When the situation cooled, Rose personally rented the former convent, now a shamble, and tried to revive its religious life. The spirit was gone, however, and soon there were only four nuns left. They joined the infant Society of the Sacred Heart, whose young superior, Mother Madeleine Sophie Barat, would be her lifelong friend.
In a short time, Rose was a superior and supervisor of the novitiate and a school. But since hearing tales of missionary work in Louisiana as a little girl, her ambition was to go to America and work among the Indians. At 49, she thought this would be her work.
With four nuns, she spent 11 weeks at sea en route to New Orleans, and seven weeks more on the Mississippi to St. Louis. The bishop, however, had no place for them to live and work among Native Americans. Instead, he sent her to what she sadly called “the remotest village in the U.S.,” St. Charles, Missouri, where she founded the first free school for girls west of the Mississippi.
Though Rose was as hardy as any of the pioneer women in the wagons rolling west, cold and hunger drove them out—to Florissant, Missouri, where she founded the first Catholic Indian school, adding others in the territory.
“In her first decade in America, Mother Duchesne suffered practically every hardship the frontier had to offer, except the threat of Indian massacre — poor lodging, shortages of food, drinking water, fuel and money, forest fires and blazing chimneys, the vagaries of the Missouri climate, cramped living quarters and the privation of all privacy, and the crude manners of children reared in rough surroundings and with only the slightest training in courtesy.”

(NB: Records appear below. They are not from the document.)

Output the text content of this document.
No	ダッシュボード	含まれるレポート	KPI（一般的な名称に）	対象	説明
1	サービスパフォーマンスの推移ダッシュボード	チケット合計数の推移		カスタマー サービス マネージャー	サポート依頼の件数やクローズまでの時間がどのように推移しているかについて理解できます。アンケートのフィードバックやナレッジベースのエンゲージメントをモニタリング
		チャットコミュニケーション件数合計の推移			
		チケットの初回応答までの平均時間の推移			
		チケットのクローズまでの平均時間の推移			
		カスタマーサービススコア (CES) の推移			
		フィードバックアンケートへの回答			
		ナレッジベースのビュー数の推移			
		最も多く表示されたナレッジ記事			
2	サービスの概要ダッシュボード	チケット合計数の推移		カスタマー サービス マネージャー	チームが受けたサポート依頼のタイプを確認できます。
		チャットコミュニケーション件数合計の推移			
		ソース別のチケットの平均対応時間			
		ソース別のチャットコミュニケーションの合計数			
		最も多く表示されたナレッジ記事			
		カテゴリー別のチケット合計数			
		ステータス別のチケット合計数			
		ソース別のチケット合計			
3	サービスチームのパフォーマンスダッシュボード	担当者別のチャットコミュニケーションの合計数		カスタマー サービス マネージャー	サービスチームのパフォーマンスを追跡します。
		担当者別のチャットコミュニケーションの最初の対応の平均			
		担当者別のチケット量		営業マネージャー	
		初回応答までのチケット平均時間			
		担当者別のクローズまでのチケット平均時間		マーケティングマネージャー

Finally, at age 72, retired and in poor health, Rose got her lifelong wish. A mission was founded at Sugar Creek, Kansas, among the Potawatomi and she was taken along. Though she could not learn their language, they soon named her “Woman-Who-Prays-Always.” While others taught, she prayed.
Legend has it that Native American children sneaked behind her as she knelt and sprinkled bits of paper on her habit and came back hours later to find them undisturbed. Rose Duchesne died in 1852, at the age of 83, and was canonized in 1988.